Hassan Whiteside Open To Abandoning Miami Heat In Free Agency

Entering the offseason, Hassan Whiteside was already tagged as the Miami Heat’s top free-agent priority despite the fact that the reigning Southeast Divisions champions are facing the potential departures of as many as nine players including franchise cornerstone Dwyane Wade and veteran forward Luol Deng.

But thanks to a veteran-heavy market of free agent big men and Whiteside’s career-altering performance during this past season, Miami’s resident shot-blocker has drawn a significant amount of interest from a variety of other NBA teams, and while speaking to reporters during a recent appearance at a streetball tournament, he didn’t exactly commit to a future in South Beach.

“I really don’t think it’s about loyalty,” said Whiteside. “I think it’s just about [finding] the best situation for myself. I didn’t say [Miami] wasn’t the best situation, but we’re going to see what happens. It’s not like I’m really counting the Heat out or counting on another team. It’s just open.”

If the decision was left completely in the hands of team president Pat Riley, Whiteside would be wearing a Heat uniform for the next four years, and at Miami’s final press conference of the season, Riley had nothing but good things to say about the future millionaire.

“Your offense is only as good as what you do on the defensive end,” said Riley, “You want to explode out there? Then you better make some stops, you better rebound the ball. And that’s why Hassan is so important to us in a lot of ways. He’ll block shots, he’ll rebound the ball, he’ll change 10 other shots, he’ll scare the hell out of about four or five other people coming into the paint, and he’s got some intangibles that simply you just can’t find.”

Although selected in the second round of the 2010 NBA Draft by the Sacramento Kings, Whiteside didn’t earn his way into league headlines until averaging a double-double with 11.3 points and 10 rebounds a night over 48 games for the Heat, and finishing with a franchise-best field goal percentage of .628 during the 2014-15 regular season.

Initially, Whiteside’s NBA career appeared to be a bust. After producing next to nothing during an 18-game stint spanning two seasons in Sacramento, Whiteside was waived by the Kings in July of 2012 and forced to join the Sioux Falls Skyforce of the NBA’s Developmental League the following December — about as far from Miami as a player can go without leaving the country.

But things in South Dakota didn’t work out for Whiteside either, and after making another unsuccessful stop in the D-League with the Rio Grand Valley Vipers, Whiteside fell even further into the depths of minor-league mediocrity with a move to the international market in the spring of 2013 and stints in both the Lebanese Basketball League and the Chinese Basketball League.
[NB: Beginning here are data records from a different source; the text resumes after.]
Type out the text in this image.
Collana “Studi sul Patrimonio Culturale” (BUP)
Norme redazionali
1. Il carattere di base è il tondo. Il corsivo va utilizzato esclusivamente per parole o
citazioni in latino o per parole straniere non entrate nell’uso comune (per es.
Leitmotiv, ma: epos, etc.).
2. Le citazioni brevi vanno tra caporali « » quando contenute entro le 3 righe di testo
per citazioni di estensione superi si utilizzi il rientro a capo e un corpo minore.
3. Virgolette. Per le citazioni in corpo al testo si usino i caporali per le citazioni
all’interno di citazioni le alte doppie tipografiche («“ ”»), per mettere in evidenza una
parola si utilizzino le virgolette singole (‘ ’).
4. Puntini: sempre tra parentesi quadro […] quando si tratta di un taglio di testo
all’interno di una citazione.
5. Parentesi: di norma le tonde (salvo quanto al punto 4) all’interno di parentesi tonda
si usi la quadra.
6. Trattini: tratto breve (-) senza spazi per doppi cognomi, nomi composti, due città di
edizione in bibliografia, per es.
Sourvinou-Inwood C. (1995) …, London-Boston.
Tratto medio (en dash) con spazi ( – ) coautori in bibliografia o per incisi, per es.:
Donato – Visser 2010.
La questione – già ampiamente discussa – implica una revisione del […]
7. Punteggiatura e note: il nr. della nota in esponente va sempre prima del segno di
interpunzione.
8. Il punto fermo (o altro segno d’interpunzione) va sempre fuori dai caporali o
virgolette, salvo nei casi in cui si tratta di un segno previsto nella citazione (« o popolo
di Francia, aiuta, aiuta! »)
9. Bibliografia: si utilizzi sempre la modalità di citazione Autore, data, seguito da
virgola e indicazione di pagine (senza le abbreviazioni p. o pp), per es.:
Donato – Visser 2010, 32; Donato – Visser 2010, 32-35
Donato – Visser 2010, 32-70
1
Fortunately for the former Conference USA Freshman and Defensive Player Of The Year, the phone eventually rang in the fall of 2014 when the Memphis Grizzlies came calling to offer Whiteside an NBA opportunity that few earn twice. And while he failed to meet their expectations, and was even briefly sent back down to the D-League, Whiteside made enough of that opportunity to catch Riley’s eye.

In his first full campaign with the Heat this past season, Whiteside proved that he wasn’t just another promising, flash-in-the-pan center with averages of 14.2 points, 11.8 rebounds, and 3.7 blocks in 74 games. Not surprisingly, Whiteside’s elusive combination of size, speed, and athleticism, along with his value as a first-class defender and rebounder, have reportedly drawn serious interest from the Golden State Warriors, Portland Trail Blazers, Dallas Mavericks, and L.A. Lakers.

With so many potential suitors, Whiteside is guaranteed to sign a life-changing contract this summer. Last season, the Heat only paid their premier low-post presence $990,000 in the final year of a two-year deal, and if he chooses to stay in South Beach, Whiteside could make as much as $22 million in a max contract worth $94.8 million over four years — not bad for a guy who was bounced out of the D-League less than three years ago.

But while Whiteside’s life is about to become much more comfortable, the future of any team he chooses to sign with other than Miami will also instantly become much brighter. And as Whiteside told the media, he’s enjoyed all of the added attention that comes with life as one of the league’s top free-agent targets.

“I find it flattering, because in my past, I was trying to call those teams, and now it’s the other way around,” said Whiteside. “It’s a flattering experience, and I’m thankful for this opportunity.”

Due to the blood clots that have thrown Chris Bosh’s NBA future into uncertainty, and the potential departures of Wade and several other key pieces of Miami’s playoff puzzle, re-signing Whiteside is far more important than it normally would be for Riley and the Heat.

Obviously, Whiteside still has some work to do, both in the locker room as a teammate and on his offensive game, in order to fulfill the highest expectations he’s ever faced. But despite Miami’s slight financial advantage over any other team looking to land the dominant center, don’t be surprised if Whiteside is doing that work in another NBA city.